Lalwani called for additional research on the adverse consequences of this early hearing loss on social development, academic performance, and behavioral and cognitive function. He also said that more research would be needed to determine the mechanisms involved in hearing loss among obese adolescents.
He speculated that obesity-induced inflammation may contribute to hearing loss. Low plasma levels of adiponectin, an anti-inflammatory protein, have been found in obese children, and low levels in obese adults have been associated with high-frequency hearing loss.
The study, whose other authors are Karin Katz, MD; Ying-Hua Liu, MD, PhD; Sarah Kim, BA; and Michael Weitzman, MD, all from the New York University Langone Medical Center, analyzed data from nearly 1500 adolescents in the National Health and Nutrition Examination Survey, conducted 2005-2006 by the National Center for Health Statistics of the Centers for Disease Control and Prevention.
Maybe the obese teenagers are the same minimally-active ones who listen to music 24/7 at 100 dB+, so both obesity and hearing loss are not cause and effect, but effects due to a common cause.
Hearing loss is sometimed accompanied with balance difficulties. Finding it hard to balance can lead to not wanting to be in motion.
Hearing loss has nothing to do with being active or not. Kids today have no incentive to get outside and play. Playing on the computer, smartphones, etc., are the reasons kids aren’t doing anything. Granted there are issues that might lead to not wanting to be active but I can’t buy plain old hearing loss being the cause. How do I know? I started having problems with my hearing at age 3 and was not obese. My nephew is 5, skinny and nearly deaf. The government is trying to group all of our sickness and disease into one cause: Obesity.
Technology and lifestyle are the general causes of obesity. Do you want a study that can make a difference? Find out why heredity is a cause for hearing loss. Educate yourself on what it is like to be hard of hearing or deaf. Go through the cruelty from kids and adults that make fun of you because you can’t hear just for the laugh. Find a cure for us. Don’t tell me I can’t hear because I’m fat!

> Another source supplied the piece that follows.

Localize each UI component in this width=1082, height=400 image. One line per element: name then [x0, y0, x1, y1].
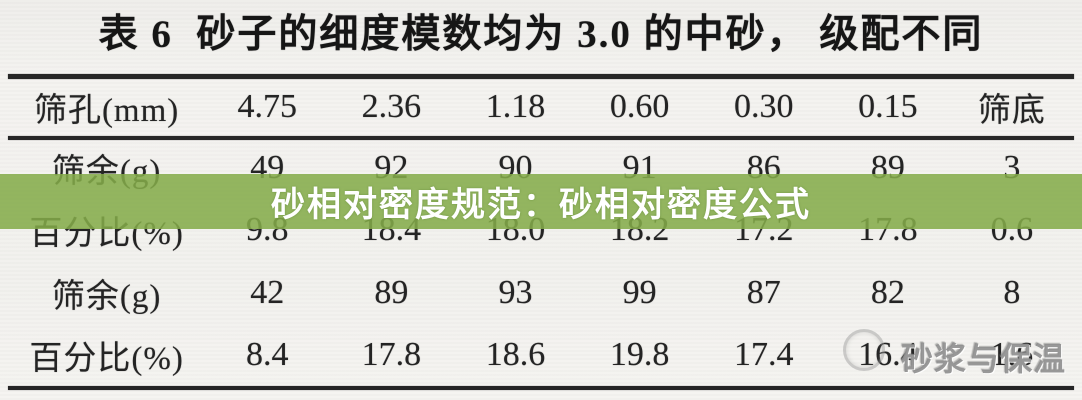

I think everyone needs to understand that this is something that shouldn’t be that surprising. Hearing loss is highly correlated with depression/anxiety, stress, etc. Some people’s coping mechanism with psychological stress can be to eat, thus the connection between a higher prevalence of obesity and hearing loss shouldn’t be that much of a stretch.
We have to remember the difference between correlation and causation when you look at this type of data.